2017, Ekhtiari, Nikoo, Grossman-Clarke, Susanne, Koch, Hagen, de Souza, Werônica Meira, Donner, Reik V., Volkholz, Jan

This study investigates the effects of Lake Sobradinho, a large reservoir in Northeastern Brazil, on the local near-surface atmospheric and boundary layer conditions. For this purpose, simulations with the regional climate model COSMO-CLM are compared for two different scenarios: (1) with the lake being replaced by the average normal native vegetation cover and (2) with the lake as it exists today, for two different two-month periods reflecting average and very dry conditions, respectively. The performance of the simulation is evaluated against data from surface meteorological stations as well as satellite data in order to ensure the model’s ability to capture atmospheric conditions in the vicinity of Lake Sobradinho. The obtained results demonstrate that the lake affects the near-surface air temperature of the surrounding area as well as its humidity and wind patterns.
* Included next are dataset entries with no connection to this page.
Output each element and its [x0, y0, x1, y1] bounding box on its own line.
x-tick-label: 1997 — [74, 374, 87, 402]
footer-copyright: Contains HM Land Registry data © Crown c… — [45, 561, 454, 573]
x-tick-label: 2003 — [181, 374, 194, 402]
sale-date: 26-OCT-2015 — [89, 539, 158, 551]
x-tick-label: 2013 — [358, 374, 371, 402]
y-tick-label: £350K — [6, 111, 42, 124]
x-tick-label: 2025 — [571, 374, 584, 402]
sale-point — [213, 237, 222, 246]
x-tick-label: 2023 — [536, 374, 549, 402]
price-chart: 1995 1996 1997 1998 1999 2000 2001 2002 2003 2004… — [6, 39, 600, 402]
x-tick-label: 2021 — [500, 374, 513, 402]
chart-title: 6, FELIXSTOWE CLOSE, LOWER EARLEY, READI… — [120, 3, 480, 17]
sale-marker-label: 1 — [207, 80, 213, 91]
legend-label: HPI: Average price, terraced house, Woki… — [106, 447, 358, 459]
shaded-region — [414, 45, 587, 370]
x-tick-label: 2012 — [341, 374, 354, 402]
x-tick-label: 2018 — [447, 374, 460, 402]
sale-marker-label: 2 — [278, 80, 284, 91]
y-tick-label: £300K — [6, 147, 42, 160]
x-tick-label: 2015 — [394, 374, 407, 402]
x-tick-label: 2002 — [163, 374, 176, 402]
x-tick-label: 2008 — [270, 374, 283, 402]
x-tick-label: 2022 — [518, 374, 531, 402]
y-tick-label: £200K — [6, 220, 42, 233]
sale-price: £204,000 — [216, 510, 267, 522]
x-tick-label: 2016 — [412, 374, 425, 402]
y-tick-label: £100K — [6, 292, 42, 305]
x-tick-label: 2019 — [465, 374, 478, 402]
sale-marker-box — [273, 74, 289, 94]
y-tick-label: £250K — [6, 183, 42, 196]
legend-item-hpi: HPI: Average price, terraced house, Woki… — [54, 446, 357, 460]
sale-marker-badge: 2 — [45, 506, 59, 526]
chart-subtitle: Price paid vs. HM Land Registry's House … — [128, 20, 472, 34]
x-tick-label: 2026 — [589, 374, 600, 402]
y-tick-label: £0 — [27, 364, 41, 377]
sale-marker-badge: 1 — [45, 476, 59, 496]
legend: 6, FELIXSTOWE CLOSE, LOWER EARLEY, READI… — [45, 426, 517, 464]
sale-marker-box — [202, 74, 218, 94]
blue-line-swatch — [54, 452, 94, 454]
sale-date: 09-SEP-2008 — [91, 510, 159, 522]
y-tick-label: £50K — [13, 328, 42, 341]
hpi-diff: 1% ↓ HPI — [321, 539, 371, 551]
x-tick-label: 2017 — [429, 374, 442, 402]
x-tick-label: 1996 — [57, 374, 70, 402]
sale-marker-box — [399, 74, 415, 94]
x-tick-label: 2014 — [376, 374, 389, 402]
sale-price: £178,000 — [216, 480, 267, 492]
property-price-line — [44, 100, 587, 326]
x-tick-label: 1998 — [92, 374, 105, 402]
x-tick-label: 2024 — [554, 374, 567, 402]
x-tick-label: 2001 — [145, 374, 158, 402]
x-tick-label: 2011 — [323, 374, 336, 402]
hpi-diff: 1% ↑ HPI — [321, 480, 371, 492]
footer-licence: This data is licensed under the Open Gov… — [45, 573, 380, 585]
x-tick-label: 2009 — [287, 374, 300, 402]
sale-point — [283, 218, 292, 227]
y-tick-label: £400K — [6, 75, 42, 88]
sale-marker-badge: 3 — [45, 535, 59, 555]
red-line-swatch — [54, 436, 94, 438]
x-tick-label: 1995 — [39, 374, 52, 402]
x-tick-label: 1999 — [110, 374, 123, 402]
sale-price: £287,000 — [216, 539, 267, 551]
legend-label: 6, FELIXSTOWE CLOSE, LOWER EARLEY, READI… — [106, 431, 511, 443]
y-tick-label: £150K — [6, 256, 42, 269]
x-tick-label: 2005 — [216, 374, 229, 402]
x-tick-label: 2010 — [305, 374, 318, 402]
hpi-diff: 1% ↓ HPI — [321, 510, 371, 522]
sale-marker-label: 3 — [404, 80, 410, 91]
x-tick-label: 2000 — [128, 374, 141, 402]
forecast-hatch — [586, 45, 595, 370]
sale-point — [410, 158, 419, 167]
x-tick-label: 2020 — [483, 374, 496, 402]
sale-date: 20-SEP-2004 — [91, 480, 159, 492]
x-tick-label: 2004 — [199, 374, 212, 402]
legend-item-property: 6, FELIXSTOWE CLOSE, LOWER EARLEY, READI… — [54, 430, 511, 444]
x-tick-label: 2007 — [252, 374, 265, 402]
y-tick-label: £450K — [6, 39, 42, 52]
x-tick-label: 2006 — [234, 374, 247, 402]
Specifically, Lake Sobradinho cools down the air during the day and warms it up during the night by up to several ∘ C depending on the large-scale meteorological conditions. Moreover, the humidity is significantly increased as a result of the lake’s presence and causes a lake breeze. The observed effects on humidity and air temperature also extend over areas relatively far away from the lake.